Hang disse aos funcionários que candidatos queriam o voto deles e que, no caso da Havan, o custo da mão de obra cresceria 15%. Chamou a mudança de "estelionato eleitoral" e afirmou que os empregados teriam de buscar um "subemprego" se a jornada de seis dias caísse.
Para o MPT, a fala configura assédio porque associa as eleições de outubro a prejuízo pessoal dos trabalhadores. O órgão destaca a assimetria de poder: dirigentes falam em nome da empresa e a mensagem é lida como pressão, não como opinião isolada.

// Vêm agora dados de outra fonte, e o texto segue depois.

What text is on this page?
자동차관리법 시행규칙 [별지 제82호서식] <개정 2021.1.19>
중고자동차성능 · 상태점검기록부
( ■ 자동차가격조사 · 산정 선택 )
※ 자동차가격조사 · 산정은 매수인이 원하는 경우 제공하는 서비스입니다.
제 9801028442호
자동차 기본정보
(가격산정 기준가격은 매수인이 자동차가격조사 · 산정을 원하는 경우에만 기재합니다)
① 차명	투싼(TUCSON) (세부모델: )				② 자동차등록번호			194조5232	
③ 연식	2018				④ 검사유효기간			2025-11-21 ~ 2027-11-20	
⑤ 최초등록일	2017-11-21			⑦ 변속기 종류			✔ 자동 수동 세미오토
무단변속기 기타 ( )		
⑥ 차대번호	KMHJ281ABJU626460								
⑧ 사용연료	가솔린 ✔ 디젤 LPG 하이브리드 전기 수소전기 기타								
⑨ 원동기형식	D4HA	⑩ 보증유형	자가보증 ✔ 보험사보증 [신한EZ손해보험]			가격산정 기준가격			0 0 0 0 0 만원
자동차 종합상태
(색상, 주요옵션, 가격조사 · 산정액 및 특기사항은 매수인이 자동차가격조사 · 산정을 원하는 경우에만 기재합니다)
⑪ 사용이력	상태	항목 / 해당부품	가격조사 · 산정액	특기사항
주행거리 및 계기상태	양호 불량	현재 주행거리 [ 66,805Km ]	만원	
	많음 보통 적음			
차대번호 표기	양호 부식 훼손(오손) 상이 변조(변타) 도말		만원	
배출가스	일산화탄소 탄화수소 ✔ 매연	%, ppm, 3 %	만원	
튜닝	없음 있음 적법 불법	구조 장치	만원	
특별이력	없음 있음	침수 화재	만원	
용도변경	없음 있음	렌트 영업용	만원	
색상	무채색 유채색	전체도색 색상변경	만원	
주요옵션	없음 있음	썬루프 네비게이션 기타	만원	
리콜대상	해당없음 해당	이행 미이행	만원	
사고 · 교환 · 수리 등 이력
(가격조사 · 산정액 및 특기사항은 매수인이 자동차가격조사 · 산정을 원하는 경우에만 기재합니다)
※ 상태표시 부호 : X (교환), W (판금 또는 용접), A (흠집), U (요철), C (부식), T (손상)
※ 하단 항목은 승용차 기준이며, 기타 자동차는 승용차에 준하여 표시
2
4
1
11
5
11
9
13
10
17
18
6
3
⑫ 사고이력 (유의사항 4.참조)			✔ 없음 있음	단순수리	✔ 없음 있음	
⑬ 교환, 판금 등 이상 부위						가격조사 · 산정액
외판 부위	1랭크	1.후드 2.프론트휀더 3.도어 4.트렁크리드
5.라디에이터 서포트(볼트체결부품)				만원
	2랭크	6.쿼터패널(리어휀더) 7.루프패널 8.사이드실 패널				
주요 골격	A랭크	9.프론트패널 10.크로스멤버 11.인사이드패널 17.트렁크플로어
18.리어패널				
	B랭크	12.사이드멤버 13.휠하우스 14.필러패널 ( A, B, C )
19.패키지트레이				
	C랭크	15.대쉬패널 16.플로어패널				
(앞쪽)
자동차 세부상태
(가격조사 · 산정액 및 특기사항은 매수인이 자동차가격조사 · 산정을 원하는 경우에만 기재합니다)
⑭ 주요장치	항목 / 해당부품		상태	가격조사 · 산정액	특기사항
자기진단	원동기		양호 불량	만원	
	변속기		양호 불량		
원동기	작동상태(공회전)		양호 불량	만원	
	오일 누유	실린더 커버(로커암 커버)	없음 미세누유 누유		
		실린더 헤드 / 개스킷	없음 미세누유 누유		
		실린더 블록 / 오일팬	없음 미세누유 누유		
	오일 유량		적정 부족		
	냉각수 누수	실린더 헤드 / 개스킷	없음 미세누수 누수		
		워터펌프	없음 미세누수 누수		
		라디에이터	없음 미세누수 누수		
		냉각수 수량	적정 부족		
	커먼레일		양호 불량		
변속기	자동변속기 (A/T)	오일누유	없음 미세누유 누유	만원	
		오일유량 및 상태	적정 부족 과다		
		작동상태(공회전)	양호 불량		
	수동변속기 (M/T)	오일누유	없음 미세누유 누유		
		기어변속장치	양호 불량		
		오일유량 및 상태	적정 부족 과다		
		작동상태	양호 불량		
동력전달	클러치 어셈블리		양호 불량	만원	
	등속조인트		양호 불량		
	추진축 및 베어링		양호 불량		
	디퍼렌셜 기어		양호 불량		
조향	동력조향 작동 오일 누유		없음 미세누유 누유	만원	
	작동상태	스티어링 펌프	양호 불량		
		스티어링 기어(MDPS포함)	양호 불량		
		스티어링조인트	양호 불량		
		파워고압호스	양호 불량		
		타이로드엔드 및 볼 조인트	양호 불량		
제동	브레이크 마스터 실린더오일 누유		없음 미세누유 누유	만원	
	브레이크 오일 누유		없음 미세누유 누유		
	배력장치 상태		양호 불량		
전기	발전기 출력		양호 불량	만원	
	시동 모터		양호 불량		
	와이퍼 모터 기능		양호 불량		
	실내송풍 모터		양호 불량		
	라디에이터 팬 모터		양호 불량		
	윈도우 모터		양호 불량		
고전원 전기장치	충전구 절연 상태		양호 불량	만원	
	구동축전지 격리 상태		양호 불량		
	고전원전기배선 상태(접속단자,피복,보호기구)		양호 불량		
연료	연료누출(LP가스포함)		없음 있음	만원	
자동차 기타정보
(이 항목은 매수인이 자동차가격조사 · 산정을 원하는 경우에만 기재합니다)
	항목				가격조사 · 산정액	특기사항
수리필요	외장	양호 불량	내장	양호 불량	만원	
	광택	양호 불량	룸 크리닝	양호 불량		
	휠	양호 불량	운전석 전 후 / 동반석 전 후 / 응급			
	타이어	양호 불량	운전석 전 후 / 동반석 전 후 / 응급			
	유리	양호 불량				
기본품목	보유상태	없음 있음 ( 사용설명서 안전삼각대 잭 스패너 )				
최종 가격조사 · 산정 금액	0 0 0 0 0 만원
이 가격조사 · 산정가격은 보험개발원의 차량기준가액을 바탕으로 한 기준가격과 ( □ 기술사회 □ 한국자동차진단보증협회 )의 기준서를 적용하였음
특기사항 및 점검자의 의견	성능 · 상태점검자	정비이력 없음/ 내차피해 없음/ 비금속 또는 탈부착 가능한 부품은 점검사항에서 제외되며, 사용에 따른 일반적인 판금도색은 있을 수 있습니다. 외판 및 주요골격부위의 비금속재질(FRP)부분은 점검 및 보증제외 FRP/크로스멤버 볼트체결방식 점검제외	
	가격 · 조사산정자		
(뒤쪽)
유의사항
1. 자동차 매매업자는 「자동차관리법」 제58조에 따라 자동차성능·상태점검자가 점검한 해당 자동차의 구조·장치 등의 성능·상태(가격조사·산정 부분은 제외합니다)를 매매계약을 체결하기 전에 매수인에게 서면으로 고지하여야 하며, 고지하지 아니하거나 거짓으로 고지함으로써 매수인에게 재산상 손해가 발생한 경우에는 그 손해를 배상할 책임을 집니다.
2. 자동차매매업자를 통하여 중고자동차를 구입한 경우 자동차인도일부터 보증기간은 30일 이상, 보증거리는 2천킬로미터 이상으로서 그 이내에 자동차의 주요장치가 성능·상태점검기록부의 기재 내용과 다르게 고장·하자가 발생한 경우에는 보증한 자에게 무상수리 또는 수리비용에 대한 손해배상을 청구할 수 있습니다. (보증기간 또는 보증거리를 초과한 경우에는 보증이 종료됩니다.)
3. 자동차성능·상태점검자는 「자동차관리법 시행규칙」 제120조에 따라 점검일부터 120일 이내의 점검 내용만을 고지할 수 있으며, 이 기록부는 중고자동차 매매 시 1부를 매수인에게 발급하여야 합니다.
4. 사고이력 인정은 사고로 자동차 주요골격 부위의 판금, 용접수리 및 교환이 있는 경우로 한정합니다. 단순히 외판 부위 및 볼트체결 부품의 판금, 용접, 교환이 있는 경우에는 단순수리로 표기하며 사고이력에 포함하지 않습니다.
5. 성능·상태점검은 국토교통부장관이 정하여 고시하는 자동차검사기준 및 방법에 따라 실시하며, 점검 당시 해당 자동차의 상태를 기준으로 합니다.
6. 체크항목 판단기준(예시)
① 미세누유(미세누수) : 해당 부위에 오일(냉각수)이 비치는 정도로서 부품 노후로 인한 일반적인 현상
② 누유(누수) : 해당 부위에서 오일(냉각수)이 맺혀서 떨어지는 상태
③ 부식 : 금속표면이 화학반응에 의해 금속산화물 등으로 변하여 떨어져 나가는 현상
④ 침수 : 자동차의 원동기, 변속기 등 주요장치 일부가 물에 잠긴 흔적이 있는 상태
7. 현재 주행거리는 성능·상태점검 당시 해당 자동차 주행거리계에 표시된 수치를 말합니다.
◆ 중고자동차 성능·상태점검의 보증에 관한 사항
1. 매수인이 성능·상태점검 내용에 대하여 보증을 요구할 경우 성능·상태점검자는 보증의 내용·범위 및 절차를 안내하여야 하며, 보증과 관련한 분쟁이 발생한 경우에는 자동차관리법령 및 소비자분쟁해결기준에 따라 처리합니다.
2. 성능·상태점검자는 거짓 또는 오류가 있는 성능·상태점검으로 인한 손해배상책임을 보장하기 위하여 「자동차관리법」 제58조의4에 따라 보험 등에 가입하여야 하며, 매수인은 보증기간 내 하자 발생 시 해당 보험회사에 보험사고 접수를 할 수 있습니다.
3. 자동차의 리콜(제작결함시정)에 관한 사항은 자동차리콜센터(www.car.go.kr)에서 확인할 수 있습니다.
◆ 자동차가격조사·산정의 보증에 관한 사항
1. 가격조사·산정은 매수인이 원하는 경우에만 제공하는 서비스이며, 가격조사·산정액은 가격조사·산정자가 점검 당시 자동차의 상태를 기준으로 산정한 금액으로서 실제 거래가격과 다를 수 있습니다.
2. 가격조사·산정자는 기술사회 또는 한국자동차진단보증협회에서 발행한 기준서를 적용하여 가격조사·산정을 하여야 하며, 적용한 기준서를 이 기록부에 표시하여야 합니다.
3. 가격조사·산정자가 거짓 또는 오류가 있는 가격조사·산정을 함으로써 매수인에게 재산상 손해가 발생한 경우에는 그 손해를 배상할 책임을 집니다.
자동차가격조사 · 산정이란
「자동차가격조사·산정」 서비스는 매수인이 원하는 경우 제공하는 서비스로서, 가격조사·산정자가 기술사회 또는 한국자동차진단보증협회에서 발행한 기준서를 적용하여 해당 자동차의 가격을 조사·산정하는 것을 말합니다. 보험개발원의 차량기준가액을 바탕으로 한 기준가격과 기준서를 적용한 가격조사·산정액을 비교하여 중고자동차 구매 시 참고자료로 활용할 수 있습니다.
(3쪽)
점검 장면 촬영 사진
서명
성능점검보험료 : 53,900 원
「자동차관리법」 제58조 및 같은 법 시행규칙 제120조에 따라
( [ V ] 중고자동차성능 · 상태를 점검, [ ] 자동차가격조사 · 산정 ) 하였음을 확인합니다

A ação foi ajuizada na Justiça do Trabalho em Goiânia na quarta (16). O MPT pede indenização de R$ 30 milhões por dano moral coletivo e danos individuais de no mínimo 20 vezes o último salário de cada empregado afetado.
Também quer que Hang grave um vídeo de retratação em até 48 horas, que a Havan libere funcionários para votar em 4 e 25 de outubro sem desconto, e que a rede cesse manifestações políticas em lojas e eventos.
O Globo lembra que Hang já foi alvo do MPT em 2018 por manifestações políticas diante de funcionários. Folha e O Globo registram que a Havan não respondeu até a publicação das reportagens desta quinta (17).